My alarm is set for 8:03 a.m., but the display shows 7:59 a.m. I usually wake up a few minutes earlier, just in time to switch it off before the noise wakes up my girlfriend. I slip out of bed and into the shower, check the weather outside, and after a quick oatmeal and fruit breakfast, I head off to work.
It’s a 20 to 25-minute walk to the client buildings (they have four of them within walking distance of each other) and depending on the nice Belgian weather, I arrive at my team space in either a presentable condition or looking like a wet dog, which is, for some reason, still funny to the not-so-wet people. With the right clothing, it’s a nice morning exercise that clears my head, and I don’t have to go through the find-a-parking-spot-in-Brussels battle.
The teams I am coaching are going through a big Agile transformation, so my daily schedule starts with joining them for their daily stand-ups, planning meetings, demos, retrospectives, or any other morning activity they have planned to stay up to date with their current progress and offering coaching support. Changing the way you work is a lot about experimenting, ideas, and questions. As an Agile consultant, being available as a sounding board to share previous experiences or simply as a facilitator is a big part of the job. This makes my personal agenda a bit unpredictable, but it’s always fun and different.
I either have lunch at my desk, checking client and CTG emails, or grab a bite to eat with my fellow coaches in one of the many small restaurants in the city center. The afternoon is a mix of going back to the teams, running training sessions, facilitating workshops, or discussing coaching targets and roadmaps. This information smoothly finds a way back to CTG so we can anticipate future requests and have a well-prepared proposal set up.
After 5 p.m., work within the teams slows down significantly and I head back to my desk to catch up with the other coaches. This is where we talk about the day—about the good, the bad, and the ugly—help each other out, sometimes vent a bit, and come up with ideas to tackle the many challenges ahead.
On the way home, I usually swing by the local grocery store to pick up fresh fruits and vegetables for dinner and the next breakfast. The walk back is also a great time to clear my head and get rid of any frustrations or a bad mood. I arrive back home around 6:30 p.m. calm, happy, and ready to enjoy the evening. My girlfriend and I cook a light dinner, although sometimes it is made less light because we really enjoy a good dark Belgian beer or her Indonesian home cooking. I’m very fortunate that she likes watching really “weird” (to me at least) Japanese cartoons, which gives me plenty of time to feed my gaming hobby. I remember my mom hoping this would pass “soon” when I was about 11 years old and spent too much time behind my flashy C64. Evening are also spent reading or studying new material, watching a movie together, baking cakes, or simply talking about the fun things we experienced during the day.
Working for CTG is a very conscious choice for me. As a company, it reflects the importance I put on learning and growing in both my professional and personal life. It has not been a continuous journey together.

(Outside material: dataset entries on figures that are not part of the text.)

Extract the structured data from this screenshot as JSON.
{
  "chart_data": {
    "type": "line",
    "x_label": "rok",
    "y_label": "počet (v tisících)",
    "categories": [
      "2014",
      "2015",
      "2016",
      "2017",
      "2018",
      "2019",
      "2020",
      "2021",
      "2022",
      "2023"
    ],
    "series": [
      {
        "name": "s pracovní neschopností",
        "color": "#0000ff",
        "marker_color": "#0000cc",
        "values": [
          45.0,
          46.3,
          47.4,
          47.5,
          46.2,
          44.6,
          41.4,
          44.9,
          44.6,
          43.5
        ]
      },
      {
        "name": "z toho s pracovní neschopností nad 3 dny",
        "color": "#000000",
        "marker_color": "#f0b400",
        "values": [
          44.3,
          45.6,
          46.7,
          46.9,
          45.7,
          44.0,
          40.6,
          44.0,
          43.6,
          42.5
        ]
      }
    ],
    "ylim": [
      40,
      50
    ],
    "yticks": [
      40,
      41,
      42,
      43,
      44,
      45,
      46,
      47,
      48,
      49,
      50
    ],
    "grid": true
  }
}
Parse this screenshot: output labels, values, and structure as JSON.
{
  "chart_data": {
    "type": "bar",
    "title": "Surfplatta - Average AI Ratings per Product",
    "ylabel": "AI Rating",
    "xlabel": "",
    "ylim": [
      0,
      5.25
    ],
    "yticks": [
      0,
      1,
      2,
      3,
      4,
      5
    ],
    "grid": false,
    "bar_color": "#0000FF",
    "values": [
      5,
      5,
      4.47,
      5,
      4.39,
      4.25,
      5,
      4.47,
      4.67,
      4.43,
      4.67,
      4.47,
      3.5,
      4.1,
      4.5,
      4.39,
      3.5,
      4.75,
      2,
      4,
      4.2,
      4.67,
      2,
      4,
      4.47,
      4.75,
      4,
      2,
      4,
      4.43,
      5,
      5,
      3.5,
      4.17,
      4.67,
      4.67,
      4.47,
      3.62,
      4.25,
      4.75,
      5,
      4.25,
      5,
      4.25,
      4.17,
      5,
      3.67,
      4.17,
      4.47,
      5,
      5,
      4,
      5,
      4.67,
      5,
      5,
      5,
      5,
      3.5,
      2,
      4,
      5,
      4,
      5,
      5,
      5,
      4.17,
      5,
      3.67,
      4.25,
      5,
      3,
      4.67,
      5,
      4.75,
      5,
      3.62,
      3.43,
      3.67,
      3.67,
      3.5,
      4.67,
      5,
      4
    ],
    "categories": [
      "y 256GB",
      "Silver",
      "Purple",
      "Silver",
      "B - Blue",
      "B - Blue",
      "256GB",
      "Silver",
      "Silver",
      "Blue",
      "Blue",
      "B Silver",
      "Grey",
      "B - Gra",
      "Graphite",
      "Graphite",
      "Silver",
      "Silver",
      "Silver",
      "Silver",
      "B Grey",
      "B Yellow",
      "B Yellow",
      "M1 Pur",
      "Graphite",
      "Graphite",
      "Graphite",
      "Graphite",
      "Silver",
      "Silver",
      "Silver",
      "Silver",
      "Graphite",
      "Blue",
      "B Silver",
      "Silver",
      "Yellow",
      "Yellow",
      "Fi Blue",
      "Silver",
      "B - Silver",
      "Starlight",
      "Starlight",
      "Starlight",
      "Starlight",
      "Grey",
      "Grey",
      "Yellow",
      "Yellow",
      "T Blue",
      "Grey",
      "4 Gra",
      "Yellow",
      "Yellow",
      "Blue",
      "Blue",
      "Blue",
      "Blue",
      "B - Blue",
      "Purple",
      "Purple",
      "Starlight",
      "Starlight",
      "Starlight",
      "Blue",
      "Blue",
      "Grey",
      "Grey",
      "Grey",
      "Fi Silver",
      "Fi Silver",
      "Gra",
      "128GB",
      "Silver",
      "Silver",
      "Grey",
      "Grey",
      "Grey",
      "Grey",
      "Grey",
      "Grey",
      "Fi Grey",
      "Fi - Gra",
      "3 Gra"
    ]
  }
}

I love to chase my dreams and tackle specific challenges I’ve never faced before. Sometimes, these dreams take me away from CTG and into some of the biggest and most fun game companies I respect and admire (I am a game geek after all). Coming back home to Belgium meant coming back to CTG. No other company that I know creates an equal feeling of belonging. It is a place where you recognize the care for people and profession, where living our values actually means something, and where your new experiences are not only welcomed, but also put to use in building an even better CTG and client experience. Simply put, CTG means fun, motivation, happiness, and challenge.